Earlier this year, Business Insider indicated that Amazon had reached an impasse in contract negotiations with HarperCollins, potentially paving the way for a protracted battle resembling the one the retailer engaged in with Hachette last year. That contretemps saw Amazon delay shipments of Hachette titles and remove buy buttons from the publisher’s books (something Amazon had previously done to Macmillan). The battle turned exceedingly ugly, with more than 900 authors eventually signing an open letter criticizing Amazon for its bullying tactics.

Following the Business Insider piece, a post on the Melville House website asked whether Amazon might be preparing to engage in a “doomsday scenario” with HarperCollins, something the blog post suggested would be tantamount to an “apocalyptic development.”

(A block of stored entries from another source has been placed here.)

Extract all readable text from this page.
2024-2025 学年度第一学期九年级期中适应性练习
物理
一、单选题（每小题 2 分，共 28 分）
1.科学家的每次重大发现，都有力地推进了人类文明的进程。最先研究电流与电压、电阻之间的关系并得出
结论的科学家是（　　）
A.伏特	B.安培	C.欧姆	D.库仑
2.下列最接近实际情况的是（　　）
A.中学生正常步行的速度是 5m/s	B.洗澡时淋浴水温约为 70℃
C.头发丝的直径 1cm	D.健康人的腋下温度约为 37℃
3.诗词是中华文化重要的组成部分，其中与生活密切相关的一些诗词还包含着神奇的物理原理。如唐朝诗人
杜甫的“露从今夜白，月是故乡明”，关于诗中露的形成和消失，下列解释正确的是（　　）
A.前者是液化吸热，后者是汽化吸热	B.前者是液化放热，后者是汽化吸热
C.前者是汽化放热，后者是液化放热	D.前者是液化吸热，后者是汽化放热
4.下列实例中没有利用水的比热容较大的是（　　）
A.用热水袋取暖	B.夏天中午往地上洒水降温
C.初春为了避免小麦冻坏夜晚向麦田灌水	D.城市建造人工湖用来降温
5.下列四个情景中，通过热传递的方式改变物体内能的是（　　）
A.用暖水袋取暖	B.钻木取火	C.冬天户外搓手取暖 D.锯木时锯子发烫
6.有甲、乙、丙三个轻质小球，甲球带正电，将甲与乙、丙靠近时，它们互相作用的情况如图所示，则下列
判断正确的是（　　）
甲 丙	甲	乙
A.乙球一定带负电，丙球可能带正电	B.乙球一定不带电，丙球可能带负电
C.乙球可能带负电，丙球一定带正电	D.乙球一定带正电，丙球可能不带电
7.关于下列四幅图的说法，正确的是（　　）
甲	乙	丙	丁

HarperCollins_logoOverheated rhetoric aside, this never seemed like a very plausible scenario. HarperCollins is not Hachette: it has much more leverage over Amazon when negotiating terms. Its stable of authors – including Neil Gaiman, Dennis Lehane, and J.R.R. Tolkien – features big names that Amazon would not want to risk losing access to. Among the big names in HarperCollins’s stable, one looms larger than all the others this season. Harper Lee’s much ballyhooed second novel, Go Set a Watchman, is being published on July 14; there is no way Amazon would risk being the only online retailer in the U.S. not to feature that title.

But more that that, HarperCollins has been aggressively pursuing alternate avenues for distributing its wares online. It signed with the subscription services Oyster and Scribd, and last year revamped its website to include the ability to sell direct to consumers.

When Macmillan signed its contract with Amazon last year, CEO John Sargent stated that the retailer accounts for as much as 64 per cent of the publisher’s revenue from ebooks. HarperCollins has obviously taken measures to mitigate this market dominance, and – combined with its size and market clout – these seem to be working. Though with agreements already in place with three other big five publishers (Penguin Random House is now the lone holdout), Amazon had no real incentive not to agree to similar terms with HarperCollins.

Which in a way is disappointing. It would probably have been ugly, but a knock-down, drag-out, no-holds-barred battle between Jeff Bezos and Rupert Murdoch would surely have been entertaining.